Al mismo tiempo, el hombre no debe ser únicamente sujeto, sino término; no debe ser sólo factor, sino destinatario del desarrollo nacional. La Constitución está llena de hermosas declaraciones, que no fueron inventadas por sus redactores, sino expresadas de acuerdo con los principios más universalmente establecidos y con los derechos unánimemente reconocidos. Habla de la familia como célula social; proclama que la ley proveerá lo conducente a facilitar a cada familia la adquisición de vivienda cómoda e higiénica; establece la protección a la maternidad; garantiza a todos la protección de la salud; señala que todos tienen derecho a la educación y que todos tienen derecho al trabajo. Esas declaraciones para que no mancharan de insinceridad el texto constitucional, no se formularon como normas preceptivas sino como aspiraciones programáticas, indicando, en cada caso, que se trata de algo que se debe promover, aun cuando de inmediato no sea posible su realización total. Pero la incorporación de estas normas al texto constitucional constituye una obligación, no menos sagrada porque no aparezca como de aplicación total e instantánea, que impone al Poder Público dar los pasos necesarios a realizarlos en el más breve plazo.

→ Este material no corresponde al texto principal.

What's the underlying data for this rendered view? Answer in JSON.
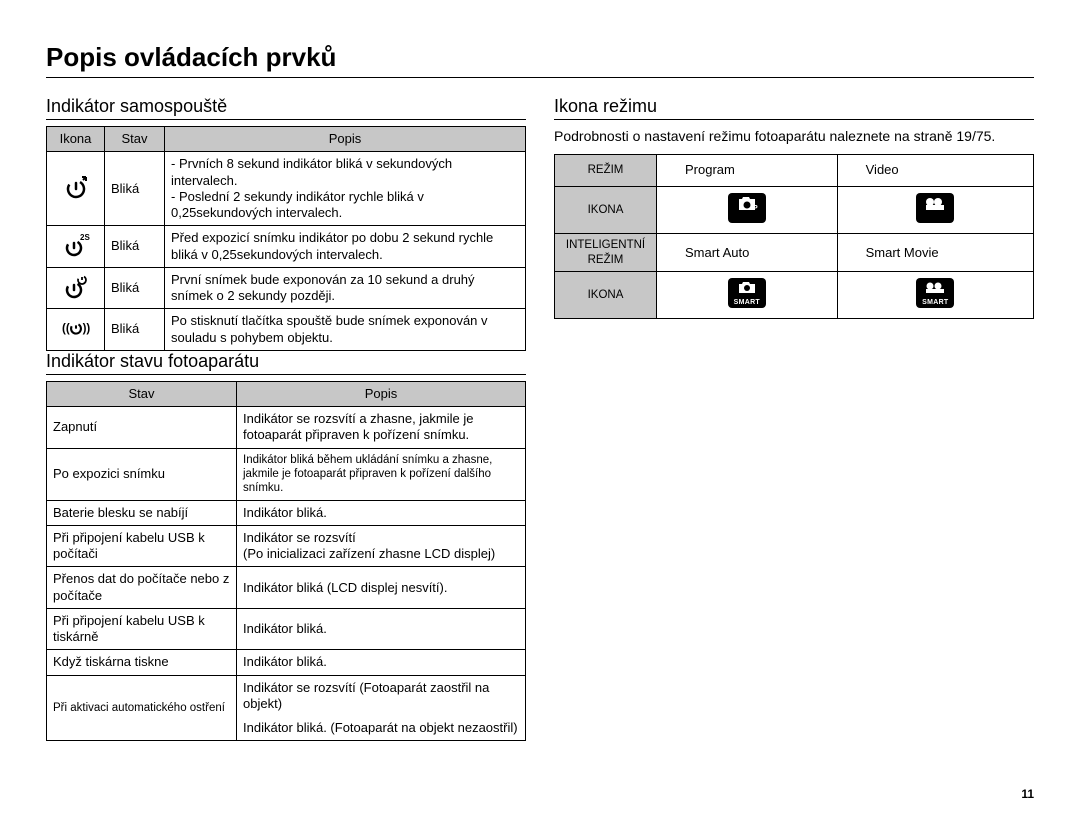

Pero ¿se está, acaso, en proceso de realizar aquellos objetivos? Actualmente, no. Las visitas que he hecho durante una larga campaña electoral a los barrios populares de todas las ciudades y poblaciones de Venezuela me han confirmado un panorama signado por angustia trágica. Centenares de miles de familias se agolpan en hacinamientos de todo género, realizan esfuerzos sobrehumanos para construir albergues, pero no llegan a tener lo que pueda considerarse en rigor como una vivienda con los requisitos mínimos para un ser humano. Ciudades populosas, sin excluir la capital de la República, ignoran que al lado de raudas autopistas hay niños que viven, comen y juegan sobre las aguas sucias para cuya salida no hay el menor remedio de una cloaca; que hay infinitos hogares donde el trabajo del padre de familia es un lujo inexistente desde hace largo tiempo; que la educación se hace tan difícil que el índice de deserción es alarmante; que un rictus de escepticismo está marcándose en los rostros de gente de por sí animosa y amable. De continuar esta situación, nos precipitaríamos en un abismo.

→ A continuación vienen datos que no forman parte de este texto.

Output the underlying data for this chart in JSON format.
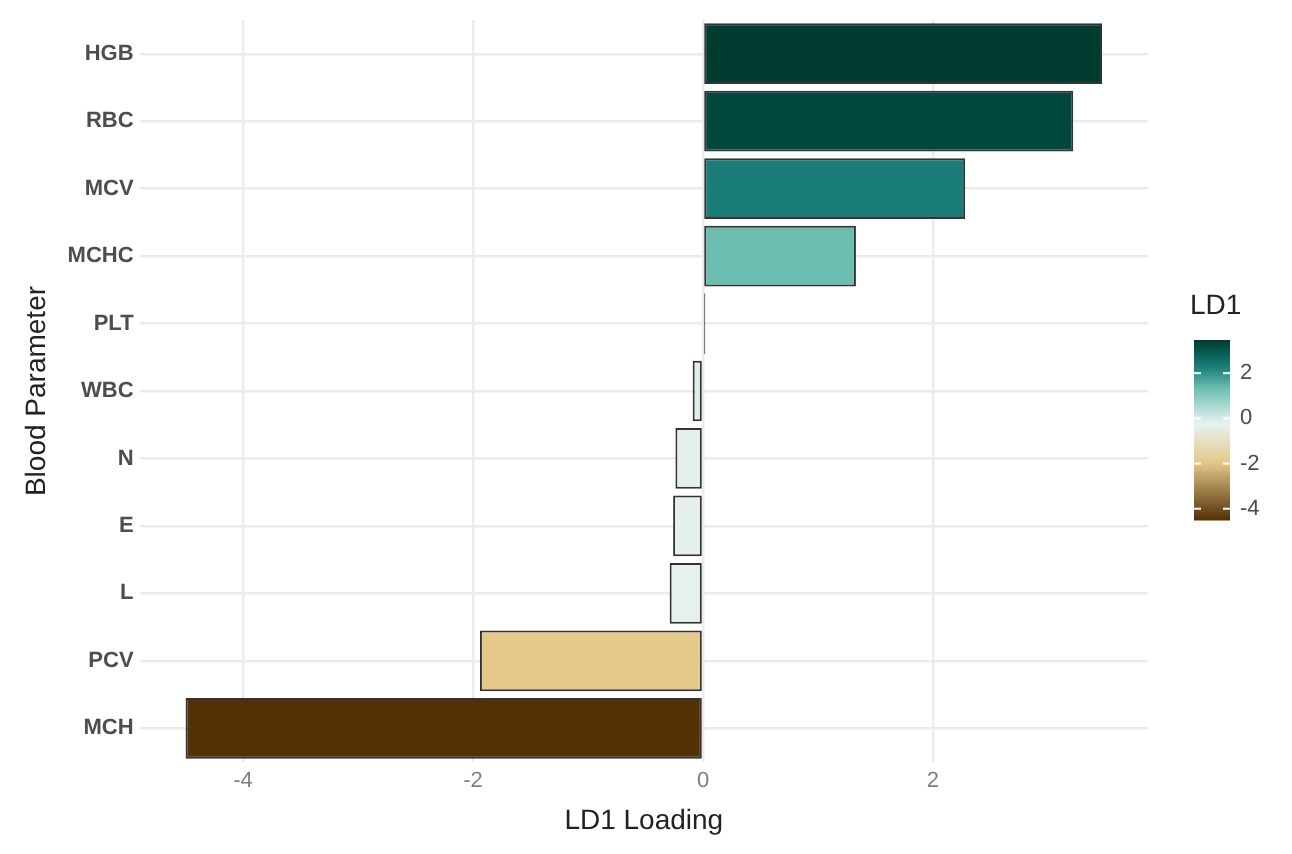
{
  "chart_data": {
    "type": "bar",
    "orientation": "horizontal",
    "xlabel": "LD1 Loading",
    "ylabel": "Blood Parameter",
    "clabel": "LD1",
    "categories": [
      "HGB",
      "RBC",
      "MCV",
      "MCHC",
      "PLT",
      "WBC",
      "N",
      "E",
      "L",
      "PCV",
      "MCH"
    ],
    "values": [
      3.47,
      3.22,
      2.28,
      1.33,
      0.02,
      -0.09,
      -0.24,
      -0.26,
      -0.29,
      -1.94,
      -4.5
    ],
    "colors": [
      "#003c30",
      "#01493f",
      "#1b7d77",
      "#6bbdb2",
      "#333333",
      "#dceeea",
      "#e5f0ed",
      "#e5f0ed",
      "#e6f1ee",
      "#e5c98b",
      "#543005"
    ],
    "xlim": [
      -4.9,
      3.87
    ],
    "xticks": [
      -4,
      -2,
      0,
      2
    ],
    "clim": [
      -4.5,
      3.47
    ],
    "cticks": [
      -4,
      -2,
      0,
      2
    ],
    "grid": true
  }
}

La visita que, por invitación del personal médico del Instituto, hice al Hospital de Niños «J. M. de los Ríos» es capaz de golpear duro en la conciencia del más indiferente. Allí están los niños hacinados hasta el punto de que muchas veces no hay tiempo para hacer historias clínicas; allí hay que devolver a veces a una criatura con bronconeumonía para que vaya a correr la aventura de sobrevivir en su hogar, porque hay otros enfermos todavía más graves que él; allí verifiqué que los médicos no disponen de más de tres minutos por cada consulta, para atender a todos los pacientes; allí supe que, habiendo como hay grandes facilidades modernas de vacunación, la incidencia de poliomielitis ha comenzado a subir en la propia área metropolitana.
¿Puede dejarse que las cosas sigan como van? ¿Podemos conformarnos con unas cuantas obras, muy aparentes, hechas para llenar los canales de la propaganda, mientras la situación del ser humano se hace más grave cada día?
Ni la justicia, ni siquiera el cálculo egoísta del interés de cada quien, son compatibles con esta situación. Hay que realizar un esfuerzo sobrehumano. Este reclama nueva gente, nuevo aliento, nuevos compromisos en el país.